The same thing happens to a light ray when it moves from air to water, or from any fast medium to a slow medium: it bends toward the normal.

## Least time principle

Another way to think of this is to imagine you and your friend are racing out to a raft in the middle of a lake. You have to travel across a beach and then through the water.
Your friend decides to make a beeline for the raft and runs down the beach. You know that you can run faster than you can swim, so you head toward the water at an angle so that you run for longer than you will swim.
Sure enough, your strategy pays off, and you get to the raft first. Your friend took the shortest path in terms of distance, but you took into account the difference in speed in each medium, and took the shortest path in terms of time. That means you took the path of least time.
Light does exactly that when moving between mediums. It takes the path that will take the shortest amount of time, when you account for the difference in speed between the mediums.
For example, imagine you are looking out the window. You have air, glass, and then air again. Glass is denser than air, so the light from outside passes from a fast medium, through a slow medium and into a fast medium again. The light will take the path from outside to your eye that spends the least time
You can also see that the rule from earlier still applies: when the light enters the glass the ray is bent towards the normal. When it leaves the glass, it is bent away from the normal, and regains the same angle as before it entered the glass.

## Consider the following

Say you’re at the aquarium, and there’s a tank that’s totally full of water, so there’s glass over the top and sides. If you stand back a little, you can see the same stingray through the top of the tank and the wall of the tank.
Because you see the light coming through the glass at two different points, you see two images of the same stingray.

## Want to join the conversation?

• i understood that light takes a short path (refracts) as it goes from rarer to denser due to more density (more obstruction from particles of medium). but who is giving it energy to move with the same speed after second refraction(from denser to rarer).
• Nothing gives it energy as well as nothing is taking energy from it. Light is massless, it travels at the speed of light. The speed of light however changes depending on how dense something is due to the light bouncing off of the molecules in the medium more often in a more dense medium.

Thus we shouldn't really think of the light as going "slower" in denser medium but instead as taking a longer path to get through it so it takes longer. The apparent speed over a distance (average speed) is slower but its actual speed has not changed and never does.

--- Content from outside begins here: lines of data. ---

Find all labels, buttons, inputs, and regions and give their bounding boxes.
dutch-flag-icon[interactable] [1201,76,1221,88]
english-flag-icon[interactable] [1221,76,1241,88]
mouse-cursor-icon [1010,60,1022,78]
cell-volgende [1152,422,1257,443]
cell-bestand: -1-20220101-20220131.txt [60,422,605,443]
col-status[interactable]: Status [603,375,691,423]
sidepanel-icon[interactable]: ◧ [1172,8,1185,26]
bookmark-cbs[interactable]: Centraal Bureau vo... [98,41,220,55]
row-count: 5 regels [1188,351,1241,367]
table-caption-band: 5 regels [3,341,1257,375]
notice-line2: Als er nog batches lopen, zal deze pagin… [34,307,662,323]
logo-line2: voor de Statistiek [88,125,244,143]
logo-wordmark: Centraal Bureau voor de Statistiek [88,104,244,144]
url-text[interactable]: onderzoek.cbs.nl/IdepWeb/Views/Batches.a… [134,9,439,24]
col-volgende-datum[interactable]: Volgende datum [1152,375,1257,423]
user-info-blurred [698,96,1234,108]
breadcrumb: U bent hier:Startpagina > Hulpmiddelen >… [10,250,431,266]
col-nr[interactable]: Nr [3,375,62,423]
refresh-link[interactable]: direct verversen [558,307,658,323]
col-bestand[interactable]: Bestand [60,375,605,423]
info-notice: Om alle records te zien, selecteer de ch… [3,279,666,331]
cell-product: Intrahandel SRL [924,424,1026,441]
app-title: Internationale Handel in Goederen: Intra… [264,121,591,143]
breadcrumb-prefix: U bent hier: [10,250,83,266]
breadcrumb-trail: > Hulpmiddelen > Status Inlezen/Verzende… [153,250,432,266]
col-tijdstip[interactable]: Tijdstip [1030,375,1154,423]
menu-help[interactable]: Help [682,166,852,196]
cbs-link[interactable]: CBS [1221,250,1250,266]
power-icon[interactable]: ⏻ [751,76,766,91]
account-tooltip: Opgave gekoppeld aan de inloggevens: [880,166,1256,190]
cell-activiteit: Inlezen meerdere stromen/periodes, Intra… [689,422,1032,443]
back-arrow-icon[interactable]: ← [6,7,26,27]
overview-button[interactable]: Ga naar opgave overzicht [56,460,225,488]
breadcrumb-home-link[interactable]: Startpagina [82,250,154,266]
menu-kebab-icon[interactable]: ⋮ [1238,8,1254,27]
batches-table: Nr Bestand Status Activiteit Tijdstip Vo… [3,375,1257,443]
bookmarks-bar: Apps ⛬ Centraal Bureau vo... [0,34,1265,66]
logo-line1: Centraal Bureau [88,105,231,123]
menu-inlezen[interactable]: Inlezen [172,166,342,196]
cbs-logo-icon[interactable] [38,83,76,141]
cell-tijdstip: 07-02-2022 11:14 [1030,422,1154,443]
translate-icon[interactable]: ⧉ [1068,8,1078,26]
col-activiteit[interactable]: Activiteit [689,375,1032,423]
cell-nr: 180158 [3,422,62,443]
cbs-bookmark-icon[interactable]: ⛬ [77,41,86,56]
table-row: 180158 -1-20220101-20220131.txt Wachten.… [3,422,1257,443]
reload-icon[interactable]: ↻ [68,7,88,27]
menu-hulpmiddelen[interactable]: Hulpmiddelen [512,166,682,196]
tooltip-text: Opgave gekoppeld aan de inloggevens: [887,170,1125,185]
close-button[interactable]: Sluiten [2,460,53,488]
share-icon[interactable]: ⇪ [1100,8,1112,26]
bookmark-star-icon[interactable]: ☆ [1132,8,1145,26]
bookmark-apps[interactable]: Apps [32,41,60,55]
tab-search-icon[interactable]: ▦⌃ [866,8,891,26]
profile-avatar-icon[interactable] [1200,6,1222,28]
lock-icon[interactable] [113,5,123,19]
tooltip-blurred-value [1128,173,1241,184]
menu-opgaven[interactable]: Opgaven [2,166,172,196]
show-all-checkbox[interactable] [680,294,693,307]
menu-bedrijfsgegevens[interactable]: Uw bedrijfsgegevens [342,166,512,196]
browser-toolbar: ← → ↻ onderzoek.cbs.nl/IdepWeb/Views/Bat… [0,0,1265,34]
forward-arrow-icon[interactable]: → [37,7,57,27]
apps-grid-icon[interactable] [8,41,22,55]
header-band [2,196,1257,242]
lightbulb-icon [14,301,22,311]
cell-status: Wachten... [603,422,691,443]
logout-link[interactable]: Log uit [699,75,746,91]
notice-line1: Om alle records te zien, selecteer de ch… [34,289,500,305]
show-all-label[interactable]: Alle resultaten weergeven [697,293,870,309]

Thus no speed is ever lost and no energy is lost, neither is it given to the light. It's always the same.
• can you explain please why any pencil appears to bend in water
• Because the light can't travel as quickly in the water as it does in the air, the light bends around the pencil, causing it to look bent in the water. Basically, the light refraction gives the pencil a slight magnifying effect, which makes the angle appear bigger than it actually is, causing the pencil to look crooked.
• I don't understand the last stingray bit... Somebody please explain...
Thanks...
xD
• what if the refracted ray bends over 90 degrees?
• That wouldn't be refraction then. It would be reflection.
• Okay, but I really didn't understand the stingray example at the end of the article. How we will be able to see two stingrays from the same position. Shouldn't we be able to see only one?
• why light bends
• Because its speed changes when it enters a new medium
• How dose light know how to bend through the shortest path in the slow median?